So I was wondering exactly how effective the XOR checksum that Commodore used for the amiga sectors was. If I read a sector, and perform the checksum, and the checksum matches the stored checksum, then the data is the same, right? Not always. I had expected it to be better, maybe not MD5 or SHA-1 level, but I expected it to be decent.
Some good excerpts:
- the percentage of undetected two-bit
errors becomes approximately 1/k (k being checksum size), which is rather poor performance for
a checksum (i.e., 12.5% undetected errors for an 8-bit checksum, and 3.125% for a 32-bit checksum).
- The XOR checksum has the highest probability
of undetected errors for all checksum algorithms in this study…..
- There is generally no reason to continue the common practice of
using an XOR checksum in new designs, because it has the same software computational cost as an
addition-based checksum but is only about half as effective at detecting errors.
So I wanted to actually prove myself that XOR is that bad, looking at it from the amiga sector perspective, so I wrote a quick program to:
- Create a random block of data 512 bytes long
- Calculate the 32-bit XOR checksum based on 32-bit chunks at a time and store it as the last byte (as does the amiga)

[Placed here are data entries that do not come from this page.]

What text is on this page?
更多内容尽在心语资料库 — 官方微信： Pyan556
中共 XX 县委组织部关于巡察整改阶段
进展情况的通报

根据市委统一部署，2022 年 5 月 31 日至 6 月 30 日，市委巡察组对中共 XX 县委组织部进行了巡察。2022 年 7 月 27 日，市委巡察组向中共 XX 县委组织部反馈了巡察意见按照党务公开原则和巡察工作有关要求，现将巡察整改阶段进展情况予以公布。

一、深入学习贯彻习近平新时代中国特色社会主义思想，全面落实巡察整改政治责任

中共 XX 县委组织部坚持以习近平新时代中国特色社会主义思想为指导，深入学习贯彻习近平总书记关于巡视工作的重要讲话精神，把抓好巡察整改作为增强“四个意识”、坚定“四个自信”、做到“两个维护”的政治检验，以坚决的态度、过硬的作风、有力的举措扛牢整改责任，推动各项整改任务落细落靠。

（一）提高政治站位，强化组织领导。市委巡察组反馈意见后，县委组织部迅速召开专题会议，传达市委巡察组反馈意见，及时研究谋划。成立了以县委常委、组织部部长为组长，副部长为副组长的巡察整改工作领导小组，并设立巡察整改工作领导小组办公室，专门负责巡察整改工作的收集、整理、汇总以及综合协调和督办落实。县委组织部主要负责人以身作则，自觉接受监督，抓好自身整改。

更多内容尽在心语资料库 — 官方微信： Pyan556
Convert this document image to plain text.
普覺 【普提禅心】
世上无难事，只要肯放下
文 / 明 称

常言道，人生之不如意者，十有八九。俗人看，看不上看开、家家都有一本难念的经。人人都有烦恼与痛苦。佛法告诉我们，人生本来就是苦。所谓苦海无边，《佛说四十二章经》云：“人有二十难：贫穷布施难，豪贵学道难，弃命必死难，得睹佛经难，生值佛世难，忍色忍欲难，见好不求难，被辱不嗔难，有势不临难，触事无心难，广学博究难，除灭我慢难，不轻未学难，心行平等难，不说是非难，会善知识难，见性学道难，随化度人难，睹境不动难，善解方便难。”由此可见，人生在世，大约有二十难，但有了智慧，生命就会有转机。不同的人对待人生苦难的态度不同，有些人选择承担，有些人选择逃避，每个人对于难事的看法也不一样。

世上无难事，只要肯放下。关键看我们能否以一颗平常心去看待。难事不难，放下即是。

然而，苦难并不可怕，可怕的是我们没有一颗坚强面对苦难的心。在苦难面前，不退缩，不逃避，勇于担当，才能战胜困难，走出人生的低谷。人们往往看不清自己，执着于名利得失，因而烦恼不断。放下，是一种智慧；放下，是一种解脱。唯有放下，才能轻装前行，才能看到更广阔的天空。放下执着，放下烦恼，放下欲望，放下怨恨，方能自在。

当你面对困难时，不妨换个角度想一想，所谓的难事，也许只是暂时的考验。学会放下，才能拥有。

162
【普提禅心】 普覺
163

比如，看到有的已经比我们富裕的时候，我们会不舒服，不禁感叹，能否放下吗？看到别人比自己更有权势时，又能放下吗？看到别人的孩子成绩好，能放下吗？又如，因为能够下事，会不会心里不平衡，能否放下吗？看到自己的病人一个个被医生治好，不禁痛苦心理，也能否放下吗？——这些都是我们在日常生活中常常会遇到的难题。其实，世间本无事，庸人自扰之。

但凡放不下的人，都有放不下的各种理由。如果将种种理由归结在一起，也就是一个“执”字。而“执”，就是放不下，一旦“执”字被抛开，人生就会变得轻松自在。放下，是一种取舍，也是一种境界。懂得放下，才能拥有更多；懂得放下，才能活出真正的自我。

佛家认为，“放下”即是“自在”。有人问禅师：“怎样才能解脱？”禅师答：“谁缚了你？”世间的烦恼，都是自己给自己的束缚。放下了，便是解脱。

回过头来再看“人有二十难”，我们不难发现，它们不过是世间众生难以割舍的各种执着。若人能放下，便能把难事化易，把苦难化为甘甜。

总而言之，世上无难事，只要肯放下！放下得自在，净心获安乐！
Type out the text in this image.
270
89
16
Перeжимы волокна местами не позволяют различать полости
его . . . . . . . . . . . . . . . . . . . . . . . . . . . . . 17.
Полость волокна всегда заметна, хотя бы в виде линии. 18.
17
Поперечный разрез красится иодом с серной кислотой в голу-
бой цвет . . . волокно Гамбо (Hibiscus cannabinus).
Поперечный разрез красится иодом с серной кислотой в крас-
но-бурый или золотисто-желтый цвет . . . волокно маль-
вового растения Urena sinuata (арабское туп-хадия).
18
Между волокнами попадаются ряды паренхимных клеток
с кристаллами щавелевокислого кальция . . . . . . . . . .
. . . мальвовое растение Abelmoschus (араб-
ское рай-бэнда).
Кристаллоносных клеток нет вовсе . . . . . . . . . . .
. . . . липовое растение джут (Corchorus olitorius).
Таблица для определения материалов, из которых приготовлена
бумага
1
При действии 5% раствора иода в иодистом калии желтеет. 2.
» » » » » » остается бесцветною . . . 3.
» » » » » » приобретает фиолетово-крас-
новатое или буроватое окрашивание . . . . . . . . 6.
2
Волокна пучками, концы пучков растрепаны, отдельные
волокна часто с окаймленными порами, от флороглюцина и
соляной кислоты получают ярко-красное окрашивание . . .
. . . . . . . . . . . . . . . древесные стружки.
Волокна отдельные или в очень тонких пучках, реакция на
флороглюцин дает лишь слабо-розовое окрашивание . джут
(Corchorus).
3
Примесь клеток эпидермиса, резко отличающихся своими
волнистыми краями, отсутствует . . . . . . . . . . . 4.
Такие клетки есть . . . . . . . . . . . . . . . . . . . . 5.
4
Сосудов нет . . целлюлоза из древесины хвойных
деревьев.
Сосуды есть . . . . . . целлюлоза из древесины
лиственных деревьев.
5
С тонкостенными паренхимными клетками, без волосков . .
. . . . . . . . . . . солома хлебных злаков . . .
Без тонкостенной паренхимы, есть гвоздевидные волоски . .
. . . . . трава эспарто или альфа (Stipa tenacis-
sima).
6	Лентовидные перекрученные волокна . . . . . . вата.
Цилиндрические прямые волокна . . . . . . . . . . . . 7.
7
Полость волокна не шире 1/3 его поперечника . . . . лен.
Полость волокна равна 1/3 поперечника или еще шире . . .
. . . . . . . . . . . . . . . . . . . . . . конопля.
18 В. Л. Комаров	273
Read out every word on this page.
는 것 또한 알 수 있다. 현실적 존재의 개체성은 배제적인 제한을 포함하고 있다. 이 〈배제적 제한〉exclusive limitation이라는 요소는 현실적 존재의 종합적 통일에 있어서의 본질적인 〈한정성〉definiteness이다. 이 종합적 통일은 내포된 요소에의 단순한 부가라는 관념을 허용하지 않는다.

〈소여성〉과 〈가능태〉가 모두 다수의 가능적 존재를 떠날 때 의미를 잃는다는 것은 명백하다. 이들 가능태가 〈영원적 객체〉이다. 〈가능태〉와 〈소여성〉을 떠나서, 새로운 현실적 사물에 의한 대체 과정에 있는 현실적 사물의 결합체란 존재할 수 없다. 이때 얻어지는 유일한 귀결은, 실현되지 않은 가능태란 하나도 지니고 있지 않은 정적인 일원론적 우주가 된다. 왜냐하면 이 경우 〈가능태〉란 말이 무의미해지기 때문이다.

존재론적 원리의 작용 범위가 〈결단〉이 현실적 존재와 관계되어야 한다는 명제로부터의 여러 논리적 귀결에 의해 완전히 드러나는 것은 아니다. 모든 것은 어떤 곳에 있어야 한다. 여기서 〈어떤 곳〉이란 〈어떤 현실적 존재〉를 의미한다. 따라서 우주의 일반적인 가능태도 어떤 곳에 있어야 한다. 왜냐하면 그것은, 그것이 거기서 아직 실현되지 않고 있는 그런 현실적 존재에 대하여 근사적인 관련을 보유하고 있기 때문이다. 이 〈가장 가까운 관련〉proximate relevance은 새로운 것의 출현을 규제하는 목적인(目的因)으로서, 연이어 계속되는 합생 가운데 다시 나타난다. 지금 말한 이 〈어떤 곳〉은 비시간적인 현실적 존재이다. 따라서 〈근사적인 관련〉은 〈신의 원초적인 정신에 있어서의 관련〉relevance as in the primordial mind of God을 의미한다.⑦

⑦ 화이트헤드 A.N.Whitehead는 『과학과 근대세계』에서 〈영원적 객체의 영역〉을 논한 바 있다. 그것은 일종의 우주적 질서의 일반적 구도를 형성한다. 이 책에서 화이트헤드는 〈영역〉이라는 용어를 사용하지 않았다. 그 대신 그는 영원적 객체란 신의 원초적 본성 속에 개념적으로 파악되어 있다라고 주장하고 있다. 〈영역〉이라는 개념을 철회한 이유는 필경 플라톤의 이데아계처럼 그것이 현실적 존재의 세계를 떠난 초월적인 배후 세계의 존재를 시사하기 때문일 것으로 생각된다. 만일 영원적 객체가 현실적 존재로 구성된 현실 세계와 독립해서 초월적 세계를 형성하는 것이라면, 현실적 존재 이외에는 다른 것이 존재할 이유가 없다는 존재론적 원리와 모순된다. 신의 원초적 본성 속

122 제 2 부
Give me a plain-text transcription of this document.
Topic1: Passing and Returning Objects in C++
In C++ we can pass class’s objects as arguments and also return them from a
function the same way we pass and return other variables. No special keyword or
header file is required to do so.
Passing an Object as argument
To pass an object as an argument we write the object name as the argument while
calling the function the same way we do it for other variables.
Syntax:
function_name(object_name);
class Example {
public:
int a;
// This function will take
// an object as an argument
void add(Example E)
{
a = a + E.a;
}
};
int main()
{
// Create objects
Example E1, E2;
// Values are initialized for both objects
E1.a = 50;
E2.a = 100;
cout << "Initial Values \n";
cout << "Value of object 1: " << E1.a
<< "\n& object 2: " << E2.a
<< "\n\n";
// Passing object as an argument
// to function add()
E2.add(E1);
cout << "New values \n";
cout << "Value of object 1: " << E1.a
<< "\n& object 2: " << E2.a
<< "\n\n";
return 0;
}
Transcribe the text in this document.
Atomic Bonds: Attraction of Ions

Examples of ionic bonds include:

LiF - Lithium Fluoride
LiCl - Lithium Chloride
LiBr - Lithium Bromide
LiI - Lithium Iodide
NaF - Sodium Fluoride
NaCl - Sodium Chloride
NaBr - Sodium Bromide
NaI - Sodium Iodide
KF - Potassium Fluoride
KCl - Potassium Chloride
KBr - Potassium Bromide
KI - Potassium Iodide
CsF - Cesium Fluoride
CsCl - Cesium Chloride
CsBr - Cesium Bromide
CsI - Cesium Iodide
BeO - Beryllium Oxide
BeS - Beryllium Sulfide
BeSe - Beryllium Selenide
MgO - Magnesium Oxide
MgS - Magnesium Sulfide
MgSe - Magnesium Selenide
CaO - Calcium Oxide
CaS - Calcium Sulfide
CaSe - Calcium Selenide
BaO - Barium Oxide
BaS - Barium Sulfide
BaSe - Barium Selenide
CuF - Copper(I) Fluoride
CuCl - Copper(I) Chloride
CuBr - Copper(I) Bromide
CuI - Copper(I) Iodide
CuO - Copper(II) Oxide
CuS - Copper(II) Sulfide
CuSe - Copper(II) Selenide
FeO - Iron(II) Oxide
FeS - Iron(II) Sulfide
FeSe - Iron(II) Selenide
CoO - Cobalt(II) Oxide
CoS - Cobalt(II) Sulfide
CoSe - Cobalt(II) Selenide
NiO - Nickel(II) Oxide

- Select a number of bit inversions(basically corrupt the data in a specific way) which can affect data and/or stored checksum
- Recalculate the checksum of the modified block
- If the checksums MATCH, meaning that two different sets of data yield the same checksum, then this is an undetected error.
- Count the number of undetected errors vs total errors.
That paper lists the properties of an XOR checksum, and I wanted to compare results:
- Detects all single-bit errors. (my testing confirms)
- Fails to detect some two-bit errors. (my testing confirms, see below)
- If total number of bit errors is odd, XOR checksum detects it. (confirmed with 1,3,5,7 bit errors)
- Fails to detect any even number of bit errors that occur in the same bit position of the checksum computational block. (confirmed with 2,4,6,8)
The two-bit errors is really the case that I worry about. If two bit errors occur in the same bit position, and the inverted oppositely(1—>0 and 0—>1), then it won’t be detected. So how often does this happen with random data? Paper’s author, Maxino, says 3.125% of the time. I can definitely confirm this. My testing shows 1.8 million hits over 56 million tries. There are some differences with Amiga data, but I think the results can be the same. I might load some example amiga sectors and try them.
Once the number of bit errors increase, the probability of them happening in the same bit position, in the same direction, and occurring evenly on each position goes down —- and therefore the overall chance of undetection decreases as well.
4 bit undetected errors happen 0.3% of the time.
6 bit undetected errors happen 0.04% of the time.
8 bit undetected errors happen 0.009% of the time.
I have other testing to do, including running burst error tests.
So for each sector, you really don’t want to see only two bit errors occur. A single bit error, sure. Multiple bit errors, ok, because we can detect them. You don’t want to think you have a good copy when it fact the checksum passing was a false positive.